Saturday, September 26, 2015
COEUR D'ALENE IDAHO - 2010 - A PIT BULL ADOPTED JUST 24 HOURS EARLIER LUNGED AND CHOMPED DOWN ON ITS NEW OWNER'S ARM HITTING AN ARTERY
COEUR D'ALENE -- A pitbull adopted from the Kootenai Humane Society attacked its new owner a day after it was adopted and then got away when police tried to corral the animal.
During the attack the victim, Kip Legaard, called 9-1-1 and when police officers arrived and tried to taser the dog it ran away. Legaard, who lost nearly two pints of blood in the attack is now angry because he had been told by the Humane Society the pit bull could be a family dog.
Kip Legaard adopted the pitbull named Mojo on Friday. He says the humane society told him the dog was nice.
"The lady's like he's so sweet, so sweet, so sweet," Kip said.
On Saturday Kip says that out of nowhere the dog suddenly lunged at him.
"All of a sudden BOOM the dog had my arm," he said. "It felt like someone put my arm in a hydraulic press."
Legaard's arm was bleeding and then the dog attacked again. He managed to free himself and run inside into the bathroom. Bleeding from his wounds Legaard called 9-1-1 and then waited until the dog went downstairs before he bolted from his house into a waiting ambulance.
"The dog followed me out to the ambulance ... the guys are like run, run," he said.
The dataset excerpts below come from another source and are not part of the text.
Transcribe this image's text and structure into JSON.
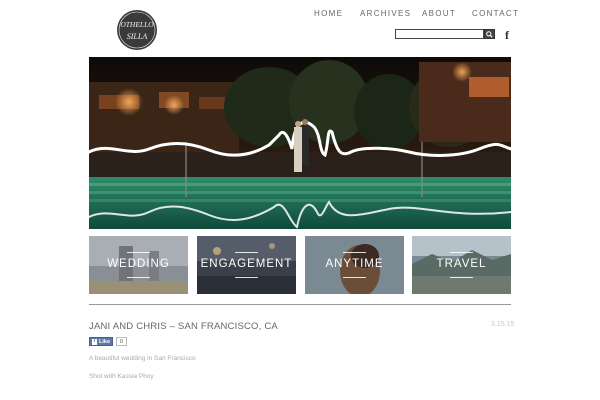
{
  "brand": {
    "logo_text_top": "OTHELLO",
    "logo_text_bottom": "SILLA"
  },
  "nav": {
    "items": [
      {
        "label": "HOME"
      },
      {
        "label": "ARCHIVES"
      },
      {
        "label": "ABOUT"
      },
      {
        "label": "CONTACT"
      }
    ]
  },
  "search": {
    "value": "",
    "placeholder": ""
  },
  "social": {
    "facebook_glyph": "f"
  },
  "categories": [
    {
      "label": "WEDDING"
    },
    {
      "label": "ENGAGEMENT"
    },
    {
      "label": "ANYTIME"
    },
    {
      "label": "TRAVEL"
    }
  ],
  "post": {
    "title": "JANI AND CHRIS – SAN FRANCISCO, CA",
    "date": "3.15.15",
    "like_label": "Like",
    "like_count": "0",
    "text_1": "A beautiful wedding in San Francisco",
    "text_2": "Shot with Kassia Phoy"
  },
  "colors": {
    "nav_text": "#666666",
    "fb_blue": "#5f78ab",
    "divider": "#999999"
  }
}
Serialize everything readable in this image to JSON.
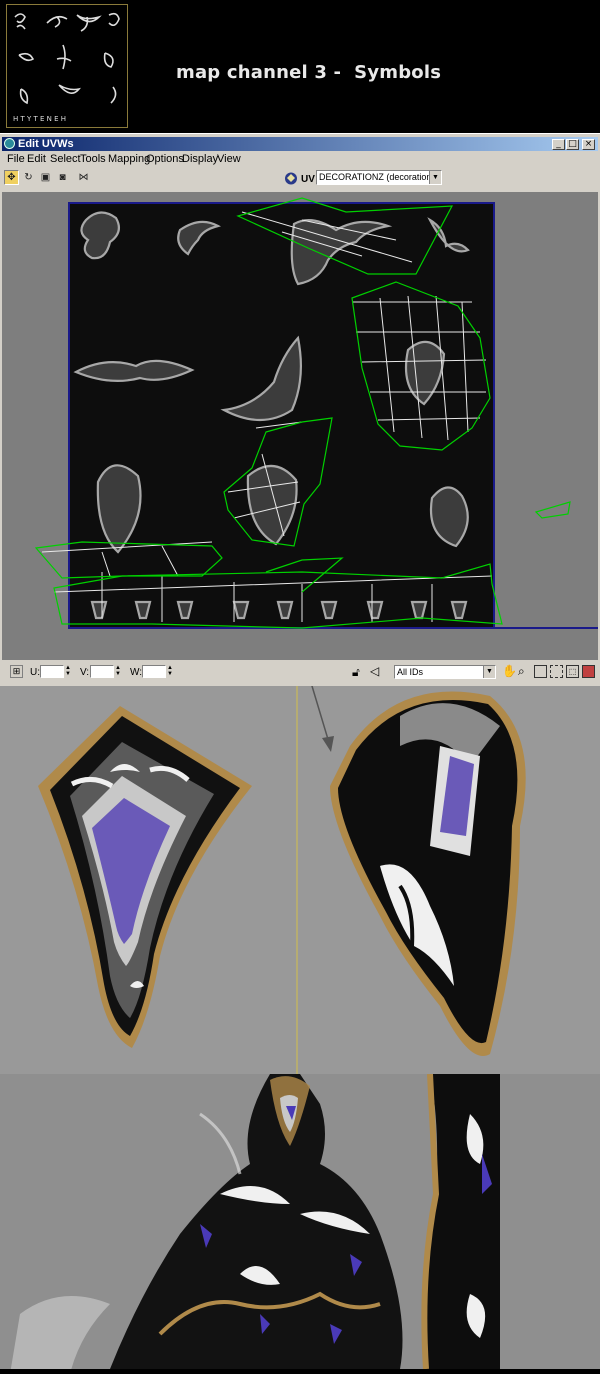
{
  "header": {
    "title": "map channel 3 -  Symbols",
    "thumbnail_glyphs": [
      "Ѧ",
      "Ϯ",
      "Ψ",
      "Ж",
      "Φ",
      "Ϡ",
      "Ѫ",
      "Ω",
      "ϟ"
    ],
    "thumbnail_letters": "ꟷ ꟷ ꟷ ꟷ ꟷ ꟷ ꟷ ꟷ"
  },
  "window": {
    "title": "Edit UVWs",
    "minimize": "_",
    "maximize": "□",
    "close": "×"
  },
  "menu": [
    "File",
    "Edit",
    "Select",
    "Tools",
    "Mapping",
    "Options",
    "Display",
    "View"
  ],
  "toolbar": {
    "uv_label": "UV",
    "map_select_value": "DECORATIONZ (decorationz.bi"
  },
  "statusbar": {
    "u_label": "U:",
    "v_label": "V:",
    "w_label": "W:",
    "ids_select_value": "All IDs"
  },
  "colors": {
    "window_bg": "#d4d0c8",
    "titlebar_start": "#0a246a",
    "uv_wire": "#00d000",
    "texture_frame": "#1a1a8a",
    "gold_trim": "#b08a4a",
    "gem": "#6a5ab8"
  }
}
Now, as his wounds heal Legaard still can't believe what happened and he can't believe the Kootenai Humane Society let someone adopt that dog.
"I think they should do way more assessment on the animals behavior before they adopt it out," Kip said.
Eric Hess is the behavioral specialist for the Kootenai Humane Society and he did assess Mojo prior to adoption. Hess says the behavior assessment is 15 pages long and the pitbull passed it. Before any dog goes out Hess analyzes the dog, how do they act when they're fed, when they're played with, walked, how do they react to children and how do they react to strangers. Mojo passed every scenario Hess threw at him.
"If I wasn't confident in adopting the dog out he wouldn't have passed his behavioral analysis in the beginning," Hess said.
Hess added that Legaard did lie on his application form to adopt the dog. Legaard said he didn't have other dogs in the house when in fact he does. Those other animals, the Humane Society says, could've TRIGGERED the attack.
Mojo, meanwhile, remains on the loose.